Windows 10 has a critical security flaw that was discovered by the National Security Agency (NSA). Experts from the entity claim that if exploited by hackers, the vulnerability could expose users to data breaches. Microsoft has been alerted by the NSA and has already released a security update to fix the problem. The patch has been available since last Tuesday.
The bug resides in a Windows component called crypt32.dll, which grants developers permission to access digital certificates used in signing software. With this, hackers could install malware on the operating system, which would interpret it as legitimate and secure software.
To get an idea of the destructive potential of the failure discovered by the NSA, the DLL in question – as well as many of the files marked with this extension – has the power to send commands and instructions to various programs. When a Windows user logs on to a website, for example, the browser checks the authenticity of the address through the component provided by Microsoft.
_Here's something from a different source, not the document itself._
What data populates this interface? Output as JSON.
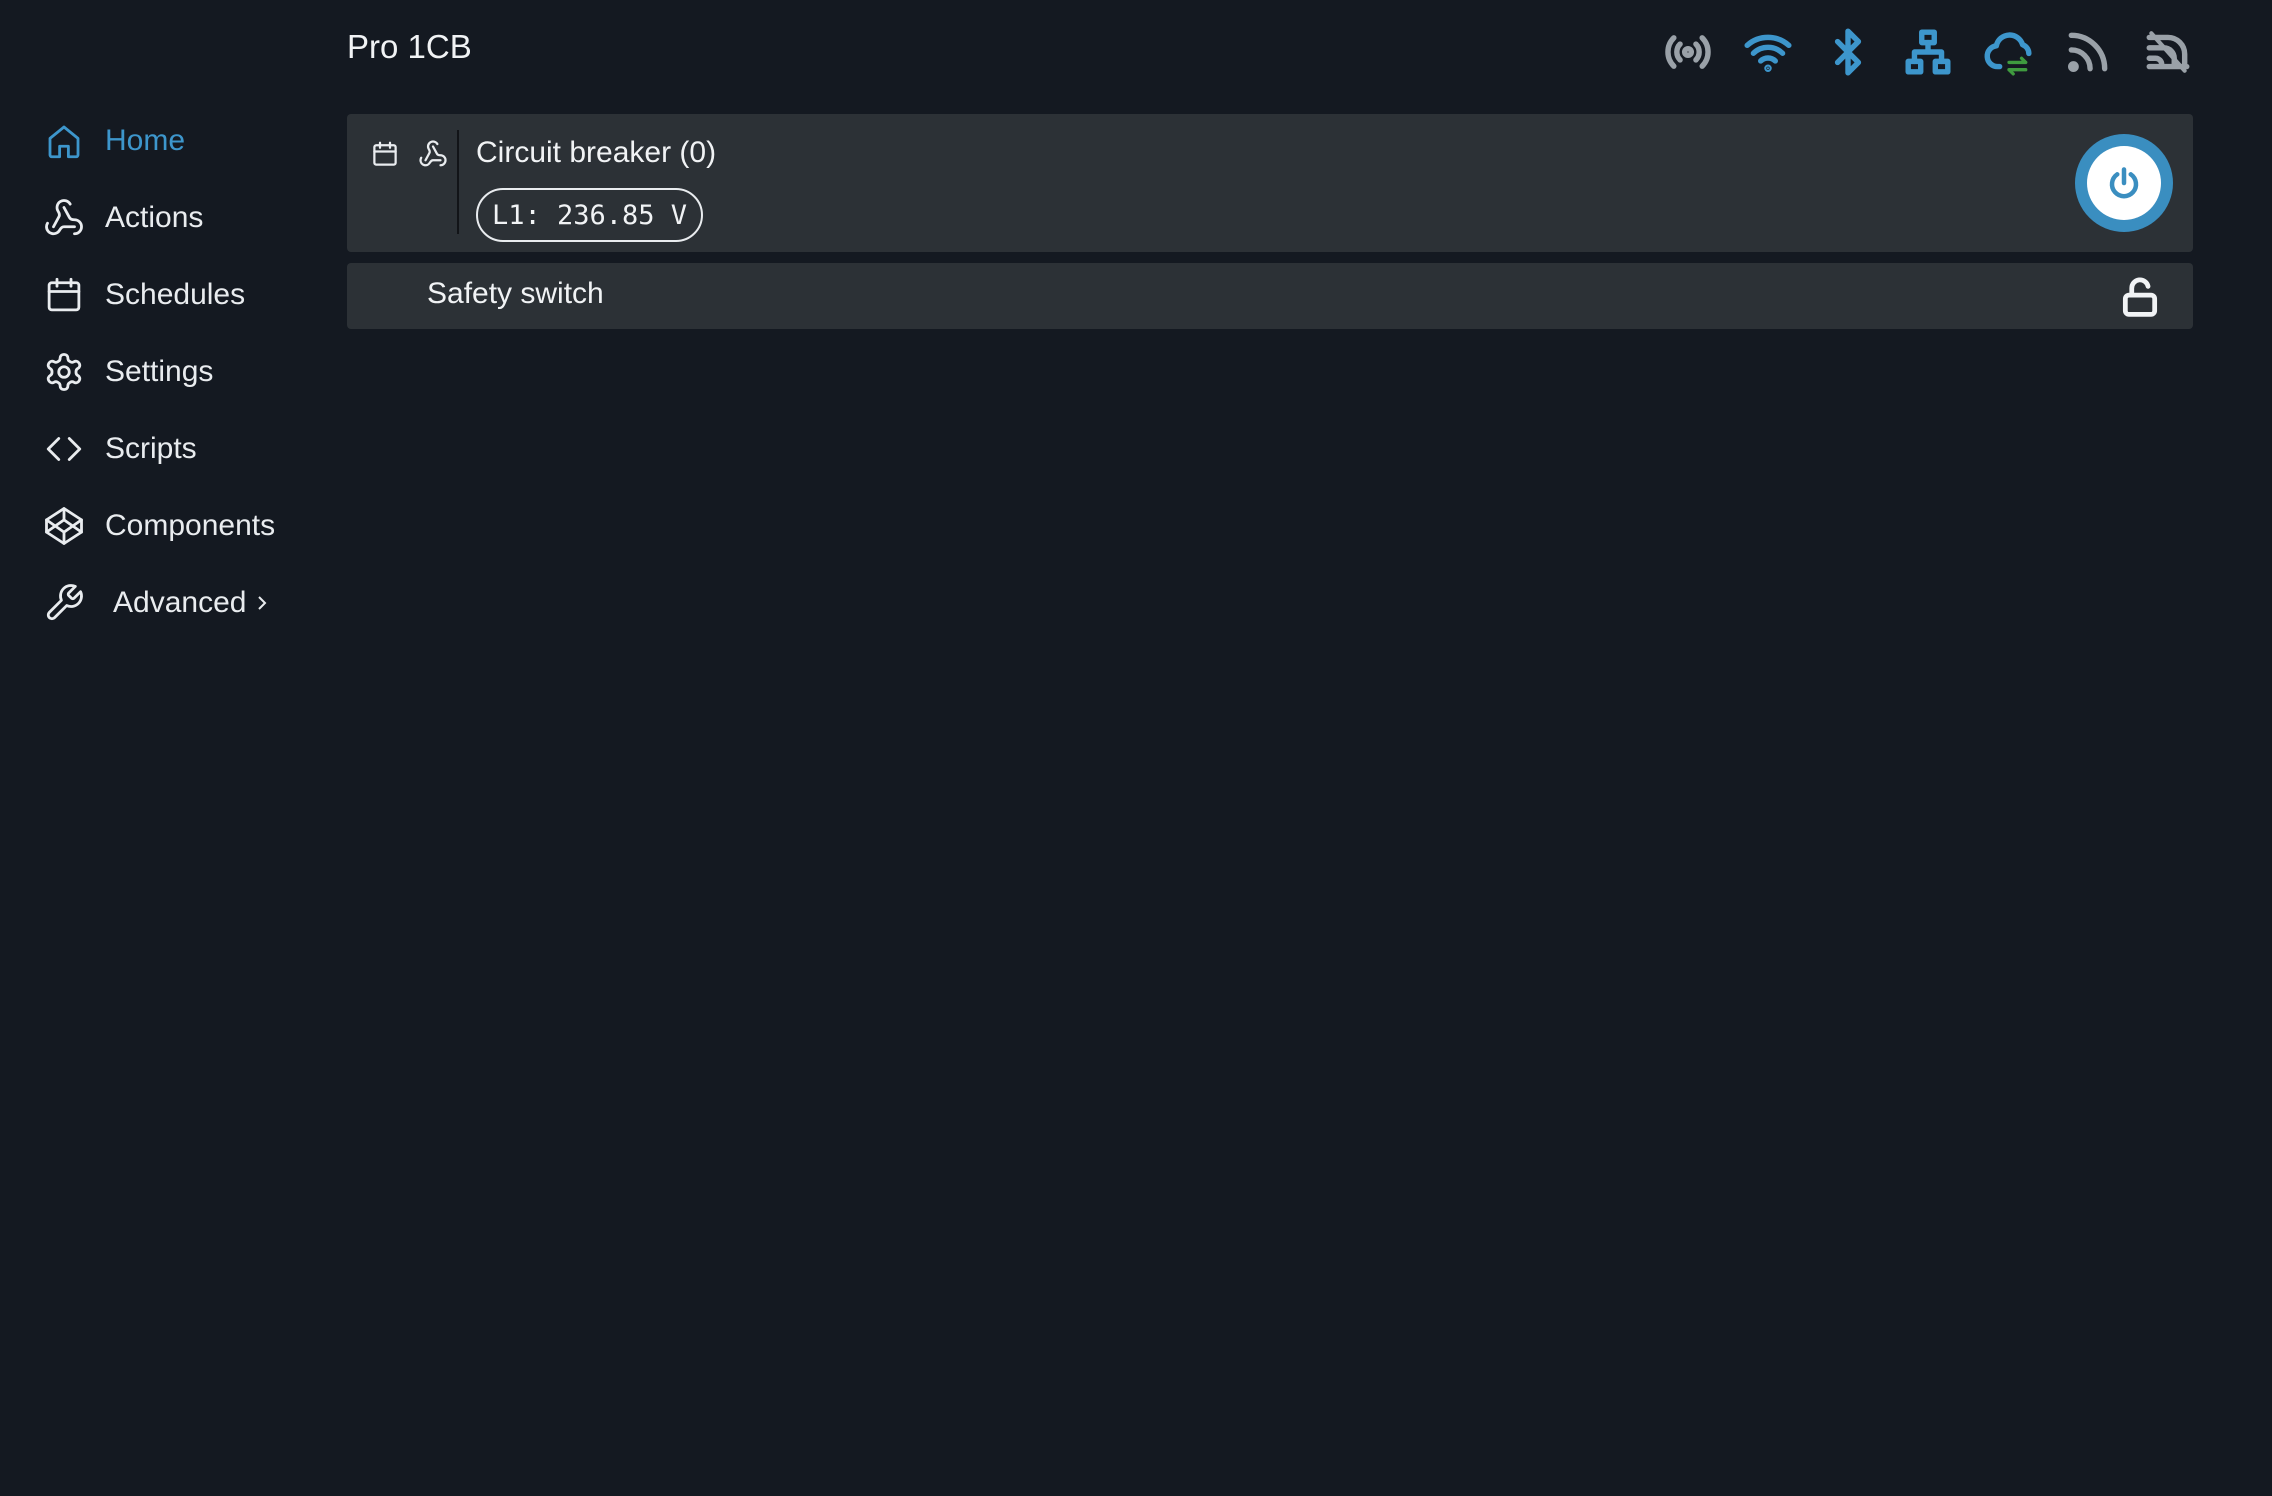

The bug facilitates the contraction of viruses and other threats in an especially dangerous way since by using a forged certificate, the attacker can gain the trust of users or services installed on the vulnerable system and take advantage of that trust to compromise them. In the words of Anne Neuberger, NSA’s director of cybersecurity, the loophole “turns trust into vulnerability.
Microsoft released a patch on Tuesday (14) to fix the breach. In a statement, the Windows manufacturer acknowledged the seriousness of the breach and said there are no records of it being exploited by cybercriminals. The NSA also said it detected no signs of exploiting the vulnerability. Users who have installed the update or have automatic updates enabled are already protected.
How to install the security update
You can install the patch manually from the Microsoft website. Just go to the page (https://portal.msrc.microsoft.com/en-US/security-guidance/advisory/CVE-2020-0601), navigate to the “Security Updates” section and choose the version corresponding to your operating system, described on the left. In the “Download” page, click on the link provided.
If you like, you can also install the patches directly through the system, in Windows Update. Look for “Windows Update” in the taskbar search box and select “Check for updates”. If the security update is available, the machine will be updated next.
It is worth remembering that last Tuesday Microsoft closed support for Windows 7. With the end of the updates, computers that still use the system should be more vulnerable to viruses and other threats. In these cases, the best option is to upgrade to Windows 10.